How? More focus. More differentiation. More. Two back-to-back workshops, on Saturday and Sunday October 22 and 23rd in NYC, designed to work seamlessly for people who take either or both.
Workshop Day 1: Structured around lessons that will be useful for photographers of any level:
- Turning bad situations into good photos — dealing with bad light, bad locations, altered timelines, awkward subjects, etc.
- Keeping your passion — what to do when your hobby turns into work, or when you feel you’re stuck in a rut
- Pressing your business forward — why am I booked every weekend when there are so many other good photographers out there? I have absolutely no secrets about creating great experiences for clients, getting your work seen by the right people, and everything that happens from turning that initial e-mail into an ecstatic client.
There will be plenty of shooting with individual subjects and couples, generally around structured demonstrations that show you new ways to solve common problems and break down roadblocks. Day 1 is more similar to previous full-day workshops
Workshop Day 2: The primary goal of Day 2 is for every attendee to create insanely awesome images. We’ll have models, make-up artists, lots and lots of on-location shooting, all sorts of crazy equipment — big and small strobes, LED and incandescent continuous lighting, pretty much everything that Nikon has ever made — and just enough guidance to make sure that people aren’t just seeing great images being taken, but actually creating them themselves.

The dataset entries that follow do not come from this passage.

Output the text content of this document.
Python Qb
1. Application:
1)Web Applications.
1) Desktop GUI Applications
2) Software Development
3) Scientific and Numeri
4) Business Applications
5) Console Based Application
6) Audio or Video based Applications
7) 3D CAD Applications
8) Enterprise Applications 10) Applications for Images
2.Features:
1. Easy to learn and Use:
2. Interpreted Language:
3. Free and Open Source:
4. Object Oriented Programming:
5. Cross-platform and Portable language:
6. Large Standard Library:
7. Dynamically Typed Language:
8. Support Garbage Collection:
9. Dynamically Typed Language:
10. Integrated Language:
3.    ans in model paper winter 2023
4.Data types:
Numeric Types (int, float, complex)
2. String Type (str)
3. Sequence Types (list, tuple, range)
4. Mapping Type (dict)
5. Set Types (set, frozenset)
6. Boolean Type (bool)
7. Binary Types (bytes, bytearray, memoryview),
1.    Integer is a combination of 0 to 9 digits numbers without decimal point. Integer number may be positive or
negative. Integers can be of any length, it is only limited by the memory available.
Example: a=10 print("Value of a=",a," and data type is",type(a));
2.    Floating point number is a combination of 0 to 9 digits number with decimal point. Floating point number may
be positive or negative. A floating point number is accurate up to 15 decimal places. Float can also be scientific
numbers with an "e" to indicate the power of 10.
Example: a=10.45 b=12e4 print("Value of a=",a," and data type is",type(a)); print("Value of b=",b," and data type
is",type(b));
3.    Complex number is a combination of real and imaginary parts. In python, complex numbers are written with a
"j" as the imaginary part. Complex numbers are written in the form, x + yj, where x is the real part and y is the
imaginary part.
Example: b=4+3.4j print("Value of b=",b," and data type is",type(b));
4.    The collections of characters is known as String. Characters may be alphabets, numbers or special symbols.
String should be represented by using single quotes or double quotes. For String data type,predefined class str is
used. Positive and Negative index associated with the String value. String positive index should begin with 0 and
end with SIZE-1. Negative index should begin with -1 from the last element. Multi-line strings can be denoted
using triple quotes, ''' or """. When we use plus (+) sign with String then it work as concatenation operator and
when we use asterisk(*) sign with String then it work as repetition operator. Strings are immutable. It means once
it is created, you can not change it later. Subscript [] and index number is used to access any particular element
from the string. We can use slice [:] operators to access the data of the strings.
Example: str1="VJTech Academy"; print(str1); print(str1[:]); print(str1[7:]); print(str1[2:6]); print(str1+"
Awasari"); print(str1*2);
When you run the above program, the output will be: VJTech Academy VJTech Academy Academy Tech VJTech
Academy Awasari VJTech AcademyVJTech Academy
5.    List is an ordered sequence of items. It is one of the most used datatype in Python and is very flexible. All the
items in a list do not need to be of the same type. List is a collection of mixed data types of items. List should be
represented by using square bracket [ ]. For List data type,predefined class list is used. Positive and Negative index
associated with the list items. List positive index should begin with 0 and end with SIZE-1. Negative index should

Then we will have a shoot review and demonstration of everything that happens after a shoot, from culling to post-processing to telling stories through image display. Day 2 attendance will be capped to a small group.
Or, in short:
Day 1: Structured discussions of the hard-won lessons that can help you stay energized, creative, and successful, even when things in front of you look terrible in every possible way.
Day 2: Learning by doing, a mix of watching how I would take a scene to the next level and the freedom to do it yourselves, both in-camera and in post-processing.
Either day is valuable by itself, but they are designed to be taken together without feeling repetitive.
I know this this short notice for most people. At my last workshop, 85 percent of the attendees flew in from all parts of the globe, and late October is wedding season pretty much everywhere. Because of that, this workshop will have a bit of a discount:
Pricing: Either day costs $350 to attend. Both days cost $600 to attend, and people who attend both days will also get a free digital portfolio review focusing on artistic merit, business perspective, or both.